Cosenza. Verità e giustizia per Salvatore: “Mamma curva” gli ha voltato le spalle

Il cielo è truvulu sopra il Tribunale di Cosenza, meglio noto come porto delle nebbie e la piazza appare come una macchia grigia. I pochi presenti al sit-in si raccolgono in un unico capannello. Non si sentono slogan, né cori, non ci sono bandiere: solo uno striscione con scritto “Giustizia per Salvatore”. Per tutti, Aciaddru. Ancora una volta, l’appello rivolto dalla famiglia per sostenere la giusta e sacrosanta battaglia affinché sia fatta piena luce sulla morte di Salvatore è caduto nel vuoto. Gli amici, gli ultrà, non hanno risposto. L’atmosfera tra i presenti è mesta, la piazza è silenziosa, e qualche goccia di pioggia bagna chi ha deciso di esserci. Chi ha scelto di dedicare un po’ del suo tempo a un amico, e non vuole dimenticare che dietro la morte di Salvatore c’è un sistema che uccide, che tortura, che umilia, che degrada e finisce per spegnere la dignità di chi non si piega. E la fa sempre franca.

Ieri in piazza c’era chi pensa che Salvatore meriti rispetto e verità. E niente — né il tempo, né l’orario, né il lavoro, né la famiglia, né i problemi, né i cazzi e controcazzi della vita — avrebbe potuto impedirgli di esserci. Perché esserci, a volte, è l’unico modo per dire da che parte stai e quanto sincera sia l’amicizia. E si sa: per un amico si fa qualunque cosa, figuriamoci trovare un’ora del proprio tempo per partecipare a un sit-in.

Nessuno vuole colpevolizzare chi non c’era. Ognuno ha le proprie ragioni, le proprie vite da rincorrere, le proprie battaglie da combattere. Ma chi ha condiviso con Salvatore la fede e la passione per la curva, sa che questa è una questione di fratellanza, di appartenenza, di lealtà: quella che ti lega alle persone che hai stimato, che hai esaltato, a cui hai riconosciuto il valore della sincerità. Un legame che non può essere onorato con un post su Facebook. Merita di più: la generosità di Salvatore non può essere sepolta dall’indifferenza. La sua storia — come quella di tanti — chiede verità, chiede giustizia, chiede di essere ricordata. Un dovere per chi ha vissuto con lui i gradoni, portare avanti la sua battaglia. In merito a questo, ognuno fa le proprie e scelte e i conti con la propria coscenza. Ma il dato resta:”mamma curva” non c’era. Gli ha voltato le spalle.
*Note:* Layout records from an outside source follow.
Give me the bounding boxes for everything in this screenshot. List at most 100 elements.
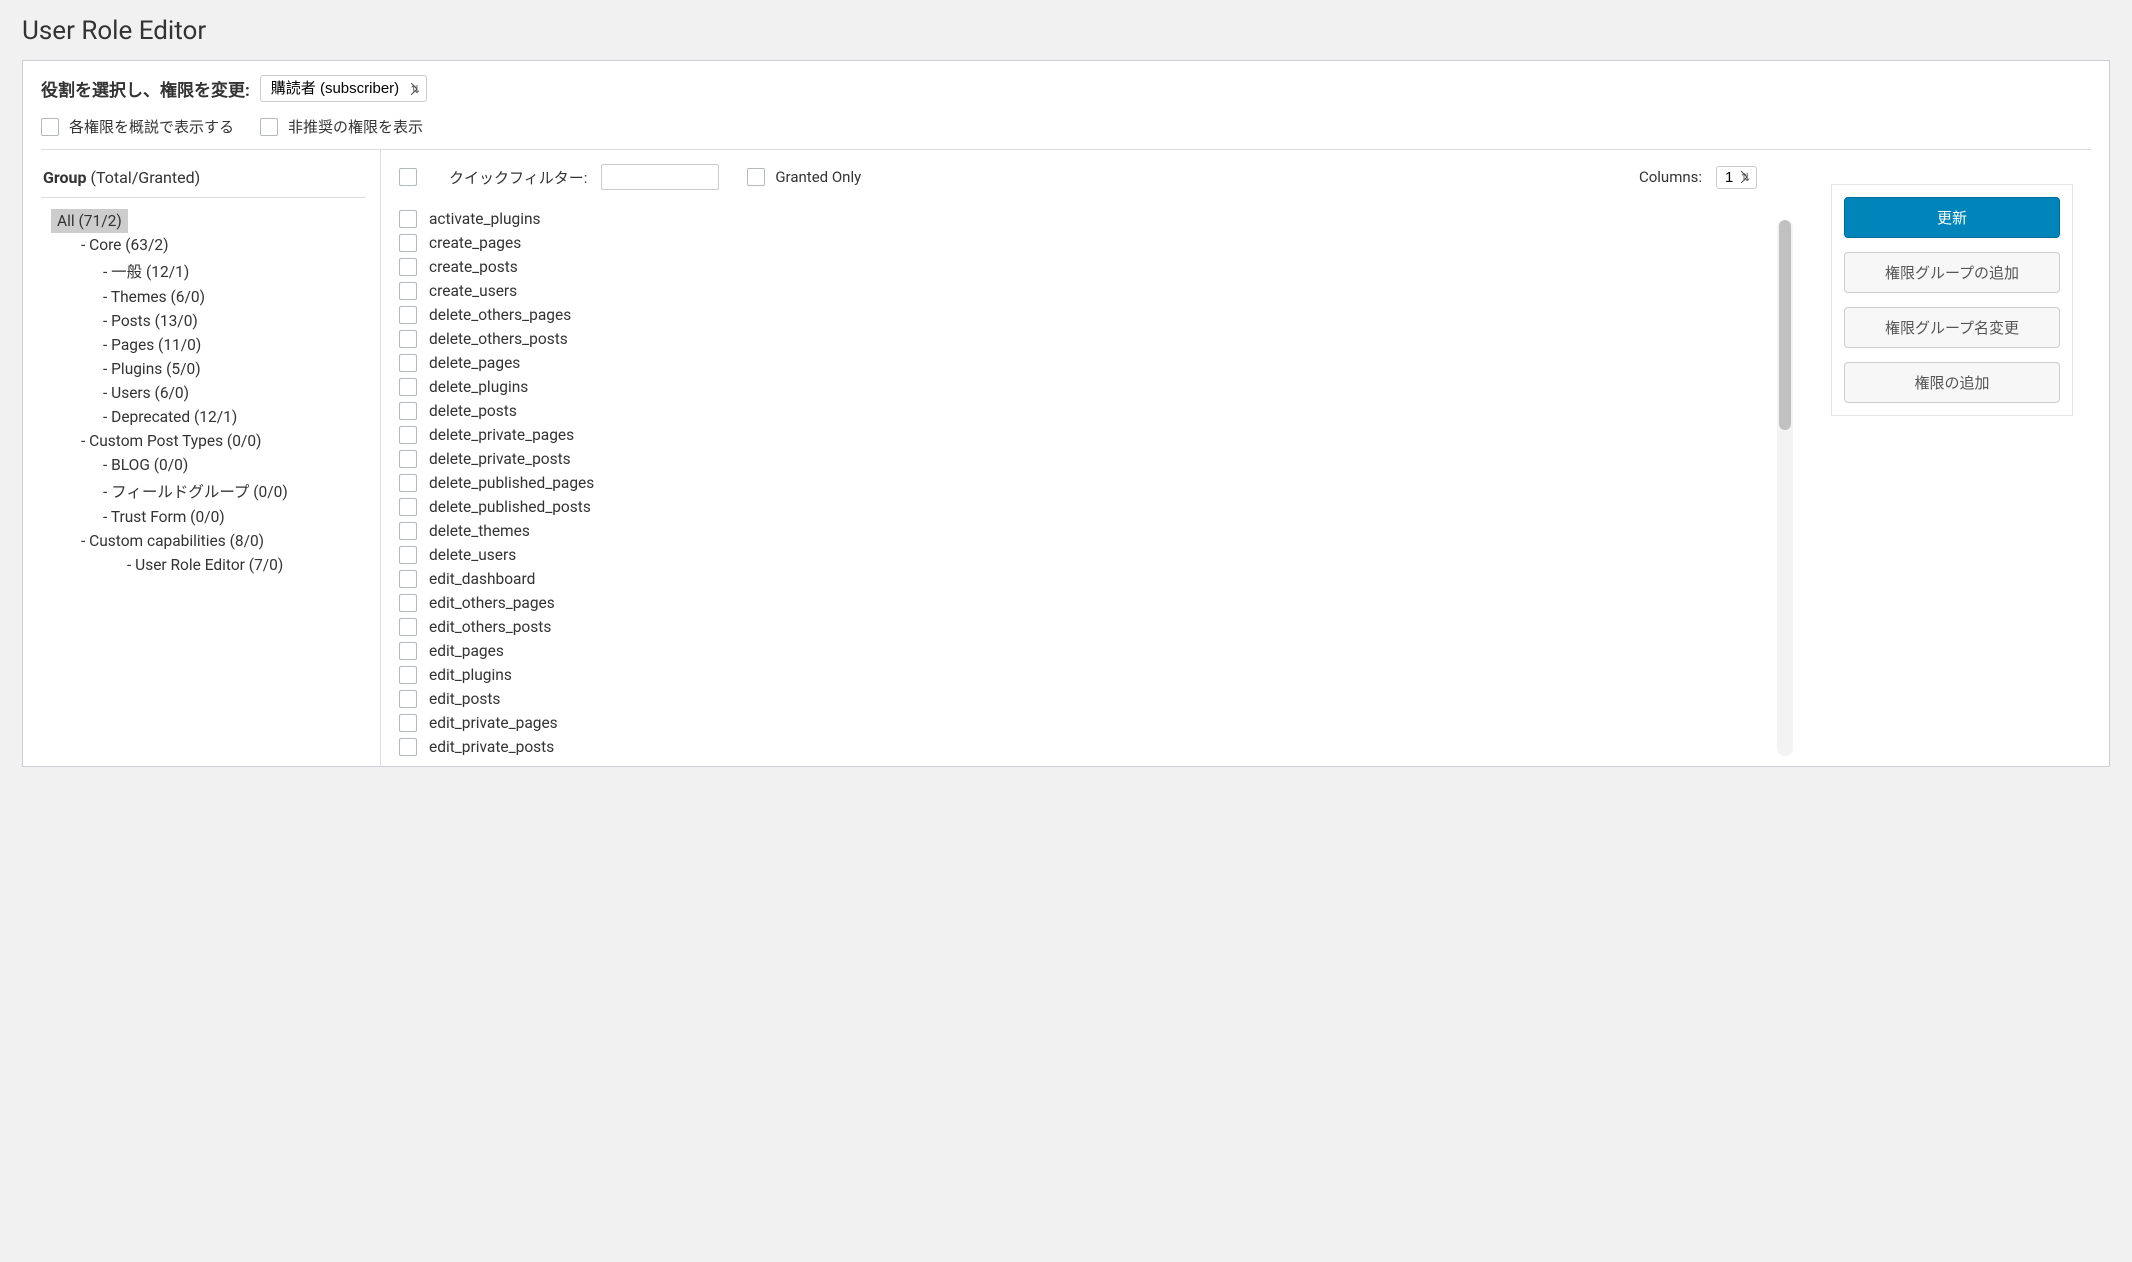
capability-checkbox[interactable] [399, 402, 417, 420]
role-select[interactable]: 購読者 (subscriber) [260, 75, 427, 102]
add-capability-button[interactable]: 権限の追加 [1844, 362, 2060, 403]
capability-checkbox[interactable] [399, 354, 417, 372]
rename-group-button[interactable]: 権限グループ名変更 [1844, 307, 2060, 348]
group-tree-item[interactable]: User Role Editor (7/0) [121, 553, 289, 577]
capability-checkbox[interactable] [399, 546, 417, 564]
capability-label: delete_themes [429, 522, 530, 540]
capability-checkbox[interactable] [399, 666, 417, 684]
capability-row: edit_pages [399, 642, 1757, 660]
capability-label: create_users [429, 282, 517, 300]
capability-checkbox[interactable] [399, 690, 417, 708]
capability-checkbox[interactable] [399, 618, 417, 636]
capability-row: activate_plugins [399, 210, 1757, 228]
group-tree-item[interactable]: 一般 (12/1) [97, 260, 195, 284]
capability-checkbox[interactable] [399, 498, 417, 516]
capability-checkbox[interactable] [399, 426, 417, 444]
group-tree-item[interactable]: Custom Post Types (0/0) [75, 429, 267, 453]
capability-label: delete_others_pages [429, 306, 571, 324]
capability-row: delete_posts [399, 402, 1757, 420]
capability-row: edit_plugins [399, 666, 1757, 684]
capability-row: delete_published_pages [399, 474, 1757, 492]
role-select-label: 役割を選択し、権限を変更: [41, 76, 250, 101]
capability-label: edit_private_pages [429, 714, 558, 732]
capability-label: edit_dashboard [429, 570, 535, 588]
capability-row: edit_private_posts [399, 738, 1757, 756]
capability-row: delete_themes [399, 522, 1757, 540]
select-all-checkbox[interactable] [399, 168, 417, 186]
capability-label: edit_pages [429, 642, 504, 660]
capability-checkbox[interactable] [399, 738, 417, 756]
capability-checkbox[interactable] [399, 378, 417, 396]
capability-label: delete_posts [429, 402, 517, 420]
capability-checkbox[interactable] [399, 258, 417, 276]
group-tree-item[interactable]: BLOG (0/0) [97, 453, 194, 477]
capability-label: edit_plugins [429, 666, 512, 684]
group-header: Group (Total/Granted) [41, 168, 366, 187]
columns-label: Columns: [1639, 168, 1702, 186]
capability-row: edit_others_pages [399, 594, 1757, 612]
settings-panel: 役割を選択し、権限を変更: 購読者 (subscriber) 各権限を概説で表示… [22, 60, 2110, 767]
show-desc-label: 各権限を概説で表示する [69, 116, 234, 137]
capability-row: delete_published_posts [399, 498, 1757, 516]
show-deprecated-label: 非推奨の権限を表示 [288, 116, 423, 137]
capability-checkbox[interactable] [399, 570, 417, 588]
capability-label: edit_others_pages [429, 594, 555, 612]
capability-label: delete_private_posts [429, 450, 571, 468]
capability-label: edit_posts [429, 690, 500, 708]
granted-only-label: Granted Only [775, 168, 861, 186]
capability-label: delete_others_posts [429, 330, 568, 348]
quick-filter-label: クイックフィルター: [449, 167, 587, 188]
capability-row: create_users [399, 282, 1757, 300]
capability-label: delete_pages [429, 354, 520, 372]
columns-select[interactable]: 1 [1716, 166, 1757, 189]
capability-checkbox[interactable] [399, 234, 417, 252]
capability-label: create_pages [429, 234, 521, 252]
show-deprecated-checkbox[interactable] [260, 118, 278, 136]
granted-only-checkbox[interactable] [747, 168, 765, 186]
add-group-button[interactable]: 権限グループの追加 [1844, 252, 2060, 293]
capability-label: delete_private_pages [429, 426, 574, 444]
capability-label: delete_published_posts [429, 498, 591, 516]
capability-checkbox[interactable] [399, 330, 417, 348]
group-tree-item[interactable]: Trust Form (0/0) [97, 505, 231, 529]
capability-row: edit_private_pages [399, 714, 1757, 732]
capability-checkbox[interactable] [399, 594, 417, 612]
group-tree-item[interactable]: All (71/2) [51, 209, 128, 233]
capability-checkbox[interactable] [399, 642, 417, 660]
capability-label: delete_published_pages [429, 474, 594, 492]
group-tree-item[interactable]: Plugins (5/0) [97, 357, 207, 381]
group-tree-item[interactable]: Posts (13/0) [97, 309, 204, 333]
capability-checkbox[interactable] [399, 306, 417, 324]
group-tree-item[interactable]: Themes (6/0) [97, 285, 211, 309]
capability-row: edit_dashboard [399, 570, 1757, 588]
capability-checkbox[interactable] [399, 450, 417, 468]
group-tree-item[interactable]: Pages (11/0) [97, 333, 207, 357]
capability-row: delete_others_posts [399, 330, 1757, 348]
scrollbar-track[interactable] [1777, 220, 1793, 756]
group-tree: All (71/2)Core (63/2) 一般 (12/1)Themes (6/… [41, 212, 366, 574]
capability-checkbox[interactable] [399, 474, 417, 492]
capability-checkbox[interactable] [399, 282, 417, 300]
capability-row: edit_posts [399, 690, 1757, 708]
group-tree-item[interactable]: Custom capabilities (8/0) [75, 529, 270, 553]
group-tree-item[interactable]: Core (63/2) [75, 233, 174, 257]
capability-checkbox[interactable] [399, 210, 417, 228]
capability-checkbox[interactable] [399, 522, 417, 540]
capability-row: create_pages [399, 234, 1757, 252]
group-tree-item[interactable]: Users (6/0) [97, 381, 195, 405]
capability-row: delete_plugins [399, 378, 1757, 396]
capability-checkbox[interactable] [399, 714, 417, 732]
update-button[interactable]: 更新 [1844, 197, 2060, 238]
quick-filter-input[interactable] [601, 164, 719, 190]
group-sidebar: Group (Total/Granted) All (71/2)Core (63… [41, 150, 381, 766]
scrollbar-thumb[interactable] [1779, 220, 1791, 430]
capability-row: delete_users [399, 546, 1757, 564]
capability-label: edit_private_posts [429, 738, 554, 756]
capability-row: delete_pages [399, 354, 1757, 372]
show-desc-checkbox[interactable] [41, 118, 59, 136]
capability-label: delete_plugins [429, 378, 528, 396]
group-tree-item[interactable]: フィールドグループ (0/0) [97, 480, 294, 504]
group-tree-item[interactable]: Deprecated (12/1) [97, 405, 243, 429]
capability-row: delete_others_pages [399, 306, 1757, 324]
capability-row: delete_private_pages [399, 426, 1757, 444]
Quella che appare in piazza è una scena sincera e densa. Nel silenzio dei presenti si avverte il dolore di chi ha pianto troppo, ma anche la tenacia di chi è convinto che la verità non sia un privilegio, ma un diritto. Un diritto che Salvatore merita, e che i pochi presenti hanno rivendicato nella quieta malinconia della piazza. Poi, un rumore rompe il silenzio: stormi d’uccelli neri volteggiano nel cielo truvulu sopra il Tribunale. Prima del loro vespero migrar, hanno voluto esserci. Non potevano andare via senza mandare almeno un esule pensiero all’amico Aciaddru. Almeno loro non l’hanno dimenticato.